A gateway was used as a key unit in the Wireless Sensor Network system. It was responsible for the command issuing (such as T, F modifications) to, and data collection from, all of the nodes involved in a mesh network; meanwhile, it forwarded the data and system information to the remote server via a mobile network. The sensor node contained the same radio module as in the gateway with the mesh protocol embedded. In addition, it contained industrial typed D Cell batteries as the power source, the power management module, an MCU (Microcontroller Unit) chip and MEMS (Micro-Electro-Mechanical System) sensor chips, such as temperature and tilt. Dipole antennas were applied and maintained as vertically polarized throughout the whole experiment. The antenna orientations of Node 1 and Node 2 were the same. At each time interval, Sensor nodes formed a mesh topology and sent data to the gateway. The wireless protocol (namely, WISENMESHNET®) used in this experiment was designed specifically for a Wireless Sensor Network monitoring system. It was based on IEEE802.15.4. The sensor Node 2 received the signal sent by Node 1, recorded the RSSI (Received Signal Strength Index) and transferred this information to the gateway. The gateway transmitted the information to the remote server via the mobile network and the experiment data was obtained from the laptop. The steps for the onsite experiment are shown in Figure 6. The hole diameter is 0.5 m to reduce the signal reflection at the hole wall as much as possible.
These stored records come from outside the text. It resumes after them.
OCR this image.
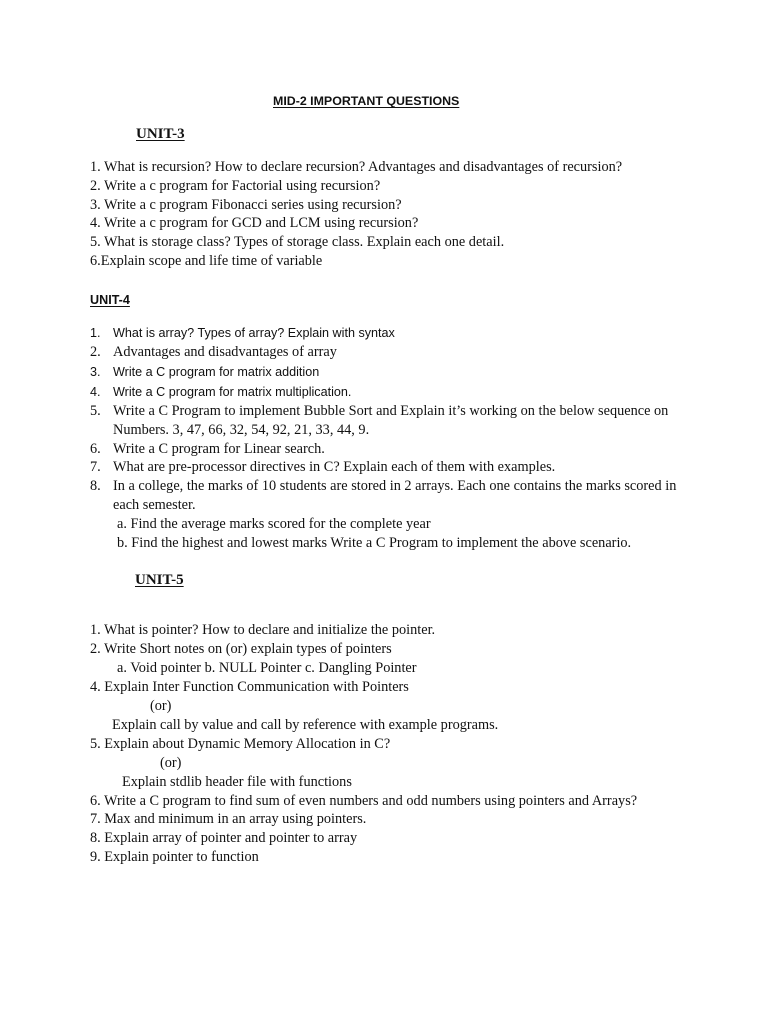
MID-2 IMPORTANT QUESTIONS
UNIT-3
1. What is recursion? How to declare recursion? Advantages and disadvantages of recursion?
2. Write a c program for Factorial using recursion?
3. Write a c program Fibonacci series using recursion?
4. Write a c program for GCD and LCM using recursion?
5. What is storage class? Types of storage class. Explain each one detail.
6.Explain scope and life time of variable
UNIT-4
1. What is array? Types of array? Explain with syntax
2. Advantages and disadvantages of array
3. Write a C program for matrix addition
4. Write a C program for matrix multiplication.
5. Write a C Program to implement Bubble Sort and Explain it’s working on the below sequence on
Numbers. 3, 47, 66, 32, 54, 92, 21, 33, 44, 9.
6. Write a C program for Linear search.
7. What are pre-processor directives in C? Explain each of them with examples.
8. In a college, the marks of 10 students are stored in 2 arrays. Each one contains the marks scored in
each semester.
a. Find the average marks scored for the complete year
b. Find the highest and lowest marks Write a C Program to implement the above scenario.
UNIT-5
1. What is pointer? How to declare and initialize the pointer.
2. Write Short notes on (or) explain types of pointers
a. Void pointer b. NULL Pointer c. Dangling Pointer
4. Explain Inter Function Communication with Pointers
(or)
Explain call by value and call by reference with example programs.
5. Explain about Dynamic Memory Allocation in C?
(or)
Explain stdlib header file with functions
6. Write a C program to find sum of even numbers and odd numbers using pointers and Arrays?
7. Max and minimum in an array using pointers.
8. Explain array of pointer and pointer to array
9. Explain pointer to function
Four groups of experiments with three different soil types were conducted to obtain as much experiment data as possible. The physical and electrical parameters of the soils backfilled into the hole are given in Table 2. The physical soil properties were measured by laboratory soil tests and the bulk electric conductivity was measured using the TDR technique. The dry sand had no water content because the sand has been dried in the sun and this result had been proven by the oven drying method. For wet sand, it was a challenge to make sure there was uniform distribution of water because the sand had a very good conductivity of water. In this experiment, some measures were taken to make the distribution of water as uniform as possible. The VWC (Volumetric water content) of wet sand in this paper was 4.9%, which was still a very low water content. The wet sand was backfilled in the hole, layer by layer as quickly as possible, and the experiment was rapidly completed in two to three hours to reduce the dispersion of water. The experiment temperature was maintained at approximately 20 °C.
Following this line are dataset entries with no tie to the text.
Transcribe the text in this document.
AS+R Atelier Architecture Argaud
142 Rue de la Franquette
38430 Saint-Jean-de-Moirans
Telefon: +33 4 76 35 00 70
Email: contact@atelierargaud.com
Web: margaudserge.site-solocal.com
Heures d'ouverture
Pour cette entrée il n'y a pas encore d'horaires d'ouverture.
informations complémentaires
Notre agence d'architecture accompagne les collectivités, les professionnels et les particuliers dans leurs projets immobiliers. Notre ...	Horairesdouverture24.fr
Measurements of the RSSI were repeated three times to investigate repeatability and reliability. The RSSI was measured by the internal radio chip, and the accuracy was +/− 1 dBm. The RSSI value for each measurement was confirmed to be stable according to the criteria that the maximum difference of the three RSSI values should be no larger than 1 dBm. The RSSI value used in the analysis was the last one of the three. During the experiments, the wireless system was set at 1 min time interval, i.e., one data packet was generated and sent to the parent nodes/gateway at every minute. The specific number of packets was determined by the experiment time needed for every group. It took approximately two to three hours to complete every experiment group.
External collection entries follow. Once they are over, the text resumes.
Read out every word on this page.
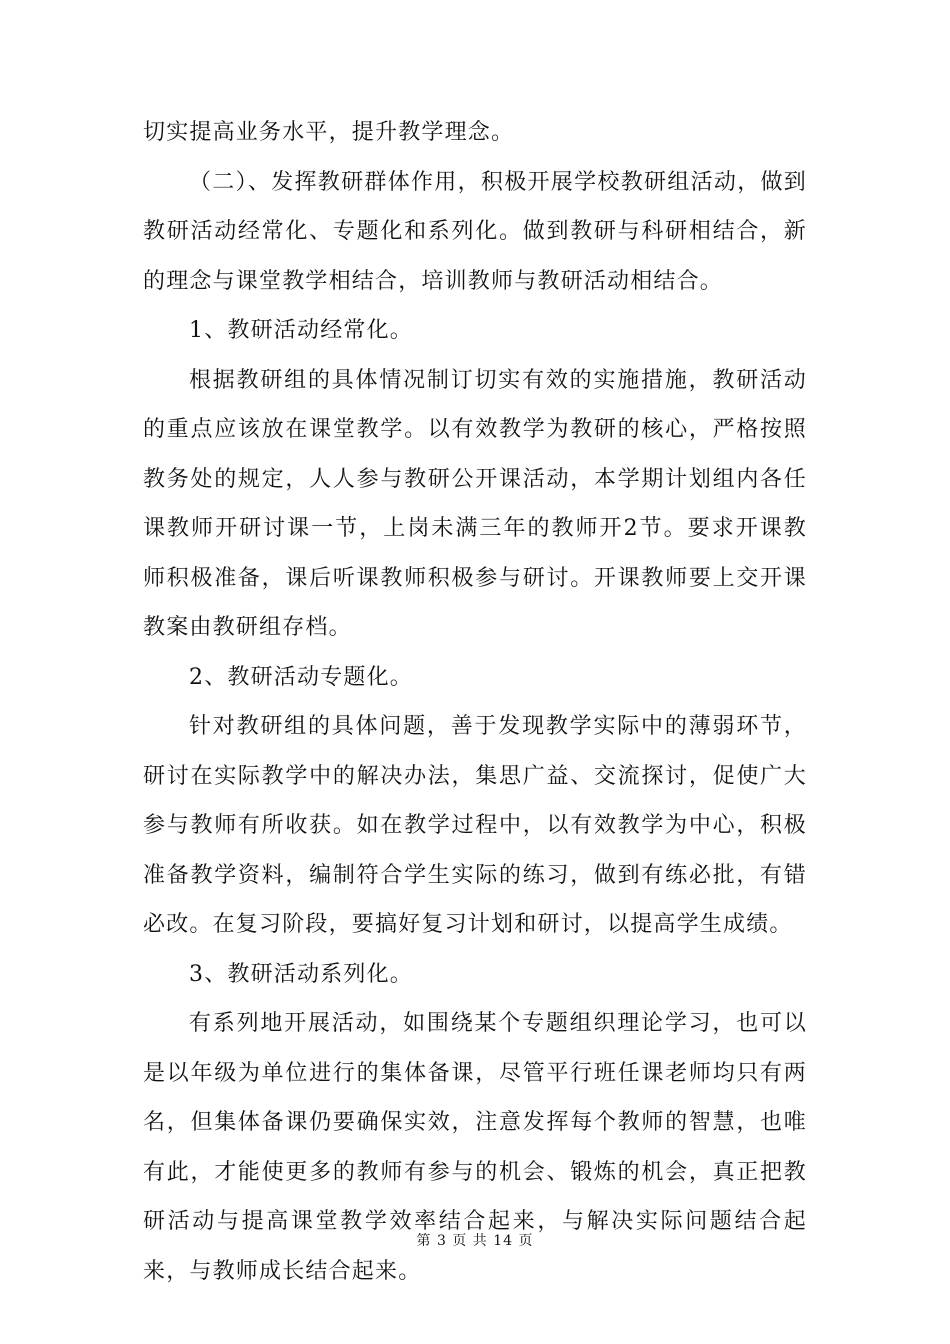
切实提高业务水平，提升教学理念。

（二）、发挥教研群体作用，积极开展学校教研组活动，做到教研活动经常化、专题化和系列化。做到教研与科研相结合，新的理念与课堂教学相结合，培训教师与教研活动相结合。

1、教研活动经常化。

根据教研组的具体情况制订切实有效的实施措施，教研活动的重点应该放在课堂教学。以有效教学为教研的核心，严格按照教务处的规定，人人参与教研公开课活动，本学期计划组内各任课教师开研讨课一节，上岗未满三年的教师开2节。要求开课教师积极准备，课后听课教师积极参与研讨。开课教师要上交开课教案由教研组存档。

2、教研活动专题化。

针对教研组的具体问题，善于发现教学实际中的薄弱环节，研讨在实际教学中的解决办法，集思广益、交流探讨，促使广大参与教师有所收获。如在教学过程中，以有效教学为中心，积极准备教学资料，编制符合学生实际的练习，做到有练必批，有错必改。在复习阶段，要搞好复习计划和研讨，以提高学生成绩。

3、教研活动系列化。

有系列地开展活动，如围绕某个专题组织理论学习，也可以是以年级为单位进行的集体备课，尽管平行班任课老师均只有两名，但集体备课仍要确保实效，注意发挥每个教师的智慧，也唯有此，才能使更多的教师有参与的机会、锻炼的机会，真正把教研活动与提高课堂教学效率结合起来，与解决实际问题结合起来，与教师成长结合起来。

第 3 页 共 14 页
5. Experiment Results and Discussion

The experiment results mainly include the node distance (between Node 1 and Node 2) and RSSI for Node 2 as shown in Figure 7 and Figure 8. The acquired experiment data is given in Table A1 in the Appendix A. The attenuation constant α is calculated using the Peplinski model according to the soil physical parameters given in Table 2. Peplinski model is a widely accepted semi-empirical model for predicting the dielectric properties using soil physical parameters [27,28]. In Figure 7, the predicted attenuation constant α is 17.42 for clayey silt. The Friis model and the proposed model are compared in the figure. The proposed model has a better fitness to the experiment data for clayey silt compared to Fresnel model and Friis model. Due to the large attenuation and limited transmission distance for clayey silt, the linear part of “8.69αd” predominates in the total path loss. So the predicted path loss of different models does not have a very large deviation. The transmission distance is less than 0.85 m and the proposed model is in the near field region. The coefficient m is 0.837 for clayey silt group (a) and 0.434 for group (b). The different coefficient m is mainly caused by the experiment condition such as the possible nonuniformity of backfilled soil and the subtle change of antenna orientation.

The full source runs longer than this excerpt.